S = x.new_zeros(b, self.num_heads, self.head_dim, self.head_dim)
outs = []
for t in range(num_tokens):
k_t = keys[:, :, t]
q_t = queries[:, :, t]
v_t = values[:, :, t]
b_t = beta[:, :, t]
a_t = alpha[:, t].unsqueeze(-1).unsqueeze(-1)
S = S * a_t.exp()
kv_mem = (S * k_t.unsqueeze(-1)).sum(dim=-2)
delta = (v_t - kv_mem) * b_t
S = S + k_t.unsqueeze(-1) * delta.unsqueeze(-2)
y_t = (S * q_t.unsqueeze(-1)).sum(dim=-2)
And the gates control how that memory changes:
α (alpha) regulates how much of the old memory to forget (decay).
β (alpha) regulates how much the current token at time step t updates the memory.
(And the final output gate, not shown in the snippet above, is similar to gated attention; it controls how much of the output is kept.)
So, in a sense, this state update in Gated DeltaNet is similar to how recurrent neural networks (RNNs) work. The advantage is that it scales linearly (via the for-loop) instead of quadratically with context length.
The downside of this recurrent state update is that, compared to regular (or gated) attention, it sacrifices the global context modeling ability that comes from full pairwise attention.
Gated DeltaNet, can, to some extend, still capture context, but it has to go through the memory (S) bottleneck. That memory is a fixed size and thus more efficient, but it compresses past context into a single hidden state similar to RNNs.
That’s why the Qwen3-Next and Kimi Linear architectures don’t replace all attention layers with DeltaNet layers but use the 3:1 ratio mentioned earlier.
DeltaNet Memory Savings
In the previous section, we discussed the advantage of the DeltaNet over full attention in terms of linear instead of quadratic compute complexity with respect to the context length.
Next to the linear compute complexity, another big advantage of DeltaNet is the memory savings, as DeltaNet modules don’t grow the KV cache. (For more information about KV caching, see ../03_kv-cache). Instead, as mentioned earlier, they keep a fixed-size recurrent state, so memory stays constant with context length.
For a regular multi-head attention (MHA) layer, we can compute the KV cache size as follows:
KV_cache_MHA ≈ batch_size × n_tokens × n_heads × d_head × 2 × bytes
(The 2 multiplier is there because we have both keys and values that we store in the cache.)
For the simplified DeltaNet version implemented above, we have:
KV_cache_DeltaNet = batch_size × n_heads × d_head × d_head × bytes
Note that the KV_cache_DeltaNet memory size doesn’t have a context length (n_tokens) dependency.
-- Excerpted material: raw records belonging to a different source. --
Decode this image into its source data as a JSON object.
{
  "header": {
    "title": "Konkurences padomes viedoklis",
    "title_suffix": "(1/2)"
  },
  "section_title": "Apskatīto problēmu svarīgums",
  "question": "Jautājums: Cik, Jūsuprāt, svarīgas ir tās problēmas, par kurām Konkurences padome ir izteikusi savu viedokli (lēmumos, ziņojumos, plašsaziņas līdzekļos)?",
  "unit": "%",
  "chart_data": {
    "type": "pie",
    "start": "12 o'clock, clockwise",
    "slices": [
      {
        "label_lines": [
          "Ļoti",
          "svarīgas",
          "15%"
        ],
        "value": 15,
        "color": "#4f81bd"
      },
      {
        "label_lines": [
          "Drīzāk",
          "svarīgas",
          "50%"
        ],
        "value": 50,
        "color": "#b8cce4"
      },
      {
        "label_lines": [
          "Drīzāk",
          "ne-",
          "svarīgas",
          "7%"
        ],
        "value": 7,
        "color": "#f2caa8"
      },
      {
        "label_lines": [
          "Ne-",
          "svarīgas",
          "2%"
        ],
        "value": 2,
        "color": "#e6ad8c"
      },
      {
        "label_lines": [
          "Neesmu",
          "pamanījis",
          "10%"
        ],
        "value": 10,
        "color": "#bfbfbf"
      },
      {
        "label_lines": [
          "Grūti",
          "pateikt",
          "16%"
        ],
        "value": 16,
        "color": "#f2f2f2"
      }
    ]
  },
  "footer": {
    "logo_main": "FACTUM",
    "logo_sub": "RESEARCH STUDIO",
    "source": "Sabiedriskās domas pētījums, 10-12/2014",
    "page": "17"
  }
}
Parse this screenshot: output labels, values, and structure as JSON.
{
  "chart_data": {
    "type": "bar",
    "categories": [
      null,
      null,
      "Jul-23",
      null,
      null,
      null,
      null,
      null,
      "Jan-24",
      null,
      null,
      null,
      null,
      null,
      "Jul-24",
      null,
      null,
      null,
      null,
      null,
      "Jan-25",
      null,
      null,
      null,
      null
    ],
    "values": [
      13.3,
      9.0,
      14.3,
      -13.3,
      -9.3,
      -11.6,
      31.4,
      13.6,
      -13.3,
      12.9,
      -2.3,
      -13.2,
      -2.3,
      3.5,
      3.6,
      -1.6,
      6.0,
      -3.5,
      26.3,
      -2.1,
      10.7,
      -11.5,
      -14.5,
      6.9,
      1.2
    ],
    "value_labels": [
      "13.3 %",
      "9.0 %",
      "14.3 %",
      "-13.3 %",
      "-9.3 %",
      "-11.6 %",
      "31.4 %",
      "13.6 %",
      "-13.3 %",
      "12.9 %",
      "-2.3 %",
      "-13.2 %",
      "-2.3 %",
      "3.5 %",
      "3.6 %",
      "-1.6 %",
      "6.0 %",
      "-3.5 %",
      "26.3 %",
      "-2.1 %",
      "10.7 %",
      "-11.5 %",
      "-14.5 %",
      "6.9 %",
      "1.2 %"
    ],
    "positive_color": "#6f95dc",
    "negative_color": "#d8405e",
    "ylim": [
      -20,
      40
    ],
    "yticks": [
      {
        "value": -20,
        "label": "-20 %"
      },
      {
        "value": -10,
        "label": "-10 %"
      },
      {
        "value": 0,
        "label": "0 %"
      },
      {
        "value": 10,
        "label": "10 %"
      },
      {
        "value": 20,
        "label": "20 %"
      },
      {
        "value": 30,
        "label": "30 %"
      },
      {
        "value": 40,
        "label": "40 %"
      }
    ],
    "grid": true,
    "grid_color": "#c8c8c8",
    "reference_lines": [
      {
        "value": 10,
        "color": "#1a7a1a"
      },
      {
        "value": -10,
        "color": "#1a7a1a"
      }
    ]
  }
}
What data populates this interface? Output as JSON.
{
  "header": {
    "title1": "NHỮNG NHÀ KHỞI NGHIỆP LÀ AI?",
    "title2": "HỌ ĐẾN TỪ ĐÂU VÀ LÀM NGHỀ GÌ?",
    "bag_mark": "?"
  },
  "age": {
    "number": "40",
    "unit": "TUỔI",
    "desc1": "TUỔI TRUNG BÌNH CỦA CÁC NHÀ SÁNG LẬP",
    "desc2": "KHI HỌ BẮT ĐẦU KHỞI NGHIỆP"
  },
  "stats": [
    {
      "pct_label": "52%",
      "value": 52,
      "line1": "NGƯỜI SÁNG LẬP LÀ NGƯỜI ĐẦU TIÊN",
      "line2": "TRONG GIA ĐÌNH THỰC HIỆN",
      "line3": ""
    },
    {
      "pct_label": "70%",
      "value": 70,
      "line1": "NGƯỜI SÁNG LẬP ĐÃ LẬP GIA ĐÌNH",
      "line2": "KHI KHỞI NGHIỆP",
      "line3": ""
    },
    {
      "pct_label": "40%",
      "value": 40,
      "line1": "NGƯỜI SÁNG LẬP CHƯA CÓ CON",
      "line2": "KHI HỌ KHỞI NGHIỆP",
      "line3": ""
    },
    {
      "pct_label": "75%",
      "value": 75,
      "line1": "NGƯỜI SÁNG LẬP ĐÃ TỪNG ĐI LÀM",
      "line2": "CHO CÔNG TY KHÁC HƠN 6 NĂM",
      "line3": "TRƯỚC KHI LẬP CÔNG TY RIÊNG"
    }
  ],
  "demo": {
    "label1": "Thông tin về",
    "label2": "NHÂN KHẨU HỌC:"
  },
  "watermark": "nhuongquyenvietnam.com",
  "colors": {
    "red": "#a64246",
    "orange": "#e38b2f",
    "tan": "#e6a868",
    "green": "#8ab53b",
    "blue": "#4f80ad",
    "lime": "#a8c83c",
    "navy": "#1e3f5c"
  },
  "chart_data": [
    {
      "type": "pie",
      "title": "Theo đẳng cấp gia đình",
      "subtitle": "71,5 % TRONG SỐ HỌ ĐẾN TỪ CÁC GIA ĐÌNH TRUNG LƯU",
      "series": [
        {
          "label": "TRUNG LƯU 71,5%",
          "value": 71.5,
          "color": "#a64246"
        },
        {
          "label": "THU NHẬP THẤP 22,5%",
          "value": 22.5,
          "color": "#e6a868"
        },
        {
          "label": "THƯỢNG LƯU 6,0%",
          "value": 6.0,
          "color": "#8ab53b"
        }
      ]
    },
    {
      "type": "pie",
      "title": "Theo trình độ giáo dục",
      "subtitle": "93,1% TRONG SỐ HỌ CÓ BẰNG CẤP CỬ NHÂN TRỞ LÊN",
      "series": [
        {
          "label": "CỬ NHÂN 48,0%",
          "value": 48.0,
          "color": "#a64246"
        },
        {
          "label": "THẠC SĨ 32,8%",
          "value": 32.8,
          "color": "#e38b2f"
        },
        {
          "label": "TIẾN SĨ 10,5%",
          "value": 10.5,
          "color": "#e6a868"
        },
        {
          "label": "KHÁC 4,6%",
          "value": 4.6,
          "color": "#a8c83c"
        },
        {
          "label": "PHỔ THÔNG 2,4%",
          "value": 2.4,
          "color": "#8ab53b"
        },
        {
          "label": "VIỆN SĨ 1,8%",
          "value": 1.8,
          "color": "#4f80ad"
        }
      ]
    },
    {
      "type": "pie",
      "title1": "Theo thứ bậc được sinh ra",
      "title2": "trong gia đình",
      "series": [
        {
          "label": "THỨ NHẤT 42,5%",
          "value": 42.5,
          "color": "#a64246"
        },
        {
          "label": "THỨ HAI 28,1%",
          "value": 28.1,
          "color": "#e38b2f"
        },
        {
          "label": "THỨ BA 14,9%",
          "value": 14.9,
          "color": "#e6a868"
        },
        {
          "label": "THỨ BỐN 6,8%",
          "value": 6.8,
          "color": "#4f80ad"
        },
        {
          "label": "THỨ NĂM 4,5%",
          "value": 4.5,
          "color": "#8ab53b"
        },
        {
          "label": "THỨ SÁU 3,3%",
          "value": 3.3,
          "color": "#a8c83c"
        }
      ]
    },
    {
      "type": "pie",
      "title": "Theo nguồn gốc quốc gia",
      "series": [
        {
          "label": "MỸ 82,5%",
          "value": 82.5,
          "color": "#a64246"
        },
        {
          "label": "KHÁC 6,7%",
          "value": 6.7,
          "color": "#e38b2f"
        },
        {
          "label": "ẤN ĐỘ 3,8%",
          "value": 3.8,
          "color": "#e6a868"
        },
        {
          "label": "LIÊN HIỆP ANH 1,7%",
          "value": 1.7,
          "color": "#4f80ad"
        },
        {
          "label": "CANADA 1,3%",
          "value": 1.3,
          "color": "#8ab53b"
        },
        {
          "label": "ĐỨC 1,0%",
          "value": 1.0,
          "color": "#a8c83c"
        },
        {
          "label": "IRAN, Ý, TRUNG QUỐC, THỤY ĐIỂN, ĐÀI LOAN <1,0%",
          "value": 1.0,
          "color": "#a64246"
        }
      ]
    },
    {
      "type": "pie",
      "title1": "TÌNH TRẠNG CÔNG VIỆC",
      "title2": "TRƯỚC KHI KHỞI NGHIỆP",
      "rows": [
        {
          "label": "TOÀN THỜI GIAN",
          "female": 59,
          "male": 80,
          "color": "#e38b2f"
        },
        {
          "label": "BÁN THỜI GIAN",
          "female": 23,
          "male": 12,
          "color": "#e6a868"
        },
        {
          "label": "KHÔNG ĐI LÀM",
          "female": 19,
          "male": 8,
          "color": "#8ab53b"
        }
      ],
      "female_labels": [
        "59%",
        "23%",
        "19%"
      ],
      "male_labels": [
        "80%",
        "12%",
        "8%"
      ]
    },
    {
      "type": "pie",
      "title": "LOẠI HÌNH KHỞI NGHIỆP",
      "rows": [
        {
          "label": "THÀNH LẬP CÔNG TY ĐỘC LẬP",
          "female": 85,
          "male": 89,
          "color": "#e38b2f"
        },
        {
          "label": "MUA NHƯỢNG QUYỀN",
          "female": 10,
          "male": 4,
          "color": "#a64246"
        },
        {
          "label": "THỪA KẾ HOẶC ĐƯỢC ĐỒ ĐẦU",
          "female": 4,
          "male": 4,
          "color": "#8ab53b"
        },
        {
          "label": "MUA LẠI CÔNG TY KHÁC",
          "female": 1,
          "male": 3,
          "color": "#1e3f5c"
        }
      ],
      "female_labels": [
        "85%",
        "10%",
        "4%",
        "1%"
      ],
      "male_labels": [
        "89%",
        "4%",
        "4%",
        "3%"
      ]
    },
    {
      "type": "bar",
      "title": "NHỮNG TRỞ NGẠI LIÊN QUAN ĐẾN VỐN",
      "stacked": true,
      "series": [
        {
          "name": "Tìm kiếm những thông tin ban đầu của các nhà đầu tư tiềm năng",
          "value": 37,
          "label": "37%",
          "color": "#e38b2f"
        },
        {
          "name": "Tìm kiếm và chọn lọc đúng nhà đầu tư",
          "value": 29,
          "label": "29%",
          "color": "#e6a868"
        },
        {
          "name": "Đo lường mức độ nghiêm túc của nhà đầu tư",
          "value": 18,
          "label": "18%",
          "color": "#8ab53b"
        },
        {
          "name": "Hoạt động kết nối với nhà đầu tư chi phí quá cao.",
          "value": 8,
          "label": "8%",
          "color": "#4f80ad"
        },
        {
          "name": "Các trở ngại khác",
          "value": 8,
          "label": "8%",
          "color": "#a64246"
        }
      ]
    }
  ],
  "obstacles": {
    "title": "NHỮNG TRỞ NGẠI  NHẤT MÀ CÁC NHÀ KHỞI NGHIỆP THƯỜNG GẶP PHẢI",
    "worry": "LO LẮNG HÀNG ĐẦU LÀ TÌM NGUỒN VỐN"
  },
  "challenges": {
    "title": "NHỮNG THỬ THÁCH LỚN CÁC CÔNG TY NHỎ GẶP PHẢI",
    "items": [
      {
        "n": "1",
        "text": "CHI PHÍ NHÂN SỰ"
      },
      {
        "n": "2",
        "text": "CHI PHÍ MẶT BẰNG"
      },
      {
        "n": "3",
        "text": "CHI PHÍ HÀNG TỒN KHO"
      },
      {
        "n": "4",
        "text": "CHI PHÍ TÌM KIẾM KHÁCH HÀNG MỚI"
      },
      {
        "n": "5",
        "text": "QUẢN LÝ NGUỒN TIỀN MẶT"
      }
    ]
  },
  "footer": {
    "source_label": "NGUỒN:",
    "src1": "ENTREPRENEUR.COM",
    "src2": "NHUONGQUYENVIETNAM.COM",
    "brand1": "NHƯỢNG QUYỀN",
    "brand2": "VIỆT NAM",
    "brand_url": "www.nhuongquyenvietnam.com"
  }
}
Also, we have only the memory state S that we store instead of separate keys and values, hence 2 × bytes becomes just bytes. However, note that we now have a quadratic n_heads × d_head in here. This comes from the state :
S = x.new_zeros(b, self.num_heads, self.head_dim, self.head_dim)
But that’s usually nothing to worry about, as the head dimension is usually relatively small. For instance, it’s 128 in Qwen3-Next.
The full version with the convolutional mixing is a bit more complex, including the kernel size and so on, but the formulas above should illustrate the main trend and motivation behind the Gated DeltaNet.
We can visualize the memory estimates and savings for different context lengths via the following helper script:
uv run plot_memory_estimates_gated_deltanet.py \
--emb_dim 2048 \
--n_heads 16 \
--n_layers 48 \
--dtype "bf16"
Note that the above computes the head_dim as emb_dim / n_heads. I.e., 2048 / 16 = 128.